The Waiting Game

Tomorrow I go in for my first fertility tests: hormone and genetic testing, plus an ultrasound. Right now I’m less nervous than I was before my first appointment. I think it’s partly because I’ve at least already been to the office and felt comfortable there. That part is less of an unknown now. Partly it could also be because I’ve been reading so much about everything that I pretty much know what to expect. I’m just going in for the tests and will only minimally be able to figure out what the results all mean for now.

More than being nervous, I’ve been anxious…constantly anxious. It’s difficult to think of anything else. Many of the women on the forum I joined refer to this process as constantly waiting in 2 week increments or cycles. Because the chances are so low to conceive the first time, they’ve been going through it month after month. When you’re still in my stage which is testing, the waiting begins after your first visit with the specialist (RE) until you start your cycle. Then you have a few tests to take. I have the appointment tomorrow and then another one for the HSG scheduled for next Wednesday. After that there’s waiting to meet with the RE to go over the results and talk next steps.

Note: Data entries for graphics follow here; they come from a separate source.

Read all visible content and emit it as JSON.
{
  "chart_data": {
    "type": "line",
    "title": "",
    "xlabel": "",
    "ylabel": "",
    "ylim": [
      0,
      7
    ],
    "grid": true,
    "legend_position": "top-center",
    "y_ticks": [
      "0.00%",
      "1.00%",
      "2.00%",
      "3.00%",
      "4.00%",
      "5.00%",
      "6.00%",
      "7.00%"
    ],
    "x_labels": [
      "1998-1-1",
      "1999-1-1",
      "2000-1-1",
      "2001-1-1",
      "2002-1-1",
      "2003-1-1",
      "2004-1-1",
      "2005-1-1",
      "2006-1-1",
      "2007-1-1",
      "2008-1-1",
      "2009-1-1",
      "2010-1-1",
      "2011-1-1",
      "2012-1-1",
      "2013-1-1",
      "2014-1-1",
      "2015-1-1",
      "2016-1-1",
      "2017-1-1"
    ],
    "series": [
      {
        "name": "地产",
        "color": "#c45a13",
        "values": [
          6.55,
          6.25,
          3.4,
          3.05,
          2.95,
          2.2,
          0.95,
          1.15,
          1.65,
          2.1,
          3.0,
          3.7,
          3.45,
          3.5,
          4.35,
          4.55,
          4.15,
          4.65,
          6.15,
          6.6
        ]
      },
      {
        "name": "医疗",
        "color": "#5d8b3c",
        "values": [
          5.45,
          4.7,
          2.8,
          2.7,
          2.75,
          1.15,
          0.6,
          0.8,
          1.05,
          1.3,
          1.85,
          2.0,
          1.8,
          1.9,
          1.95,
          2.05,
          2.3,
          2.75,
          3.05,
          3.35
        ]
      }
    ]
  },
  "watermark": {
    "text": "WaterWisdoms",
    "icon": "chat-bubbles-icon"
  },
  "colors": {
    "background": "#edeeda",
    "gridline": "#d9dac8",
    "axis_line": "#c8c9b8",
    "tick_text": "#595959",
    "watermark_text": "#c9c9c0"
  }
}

I’m anticipating that I’d be able to start on my next cycle, which means that the waiting will then be for my cycle to start again with possible monitoring in the 2 weeks until ovulation. Then insemination would take place and I’d have to wait 2 weeks for the official pregnancy test by the doctor. If it doesn’t work, then it starts all over again. I know I’m thinking ahead…honestly this initial waiting to take the tests has been torturous enough. I have high hopes (and so does the doctor) that based on my age and medical history, I shouldn’t have any issues and should be good to go. However, it is all just optimistic thoughts at this point.

I’m excited to get started…I guess my only wish is that time would go by a little more quickly.

7 thoughts on “The Waiting Game”

  1. As someone who has been through it, I know each 2 week window will seem like the longest 2 weeks of your life! And it’s hard not to think of it all every minute of every day. Good luck! I can’t wait to hear more about your journey to motherhood 🙂

  2. this is such an important step forward you choosed for you life, I’m really impressed and which you good luck!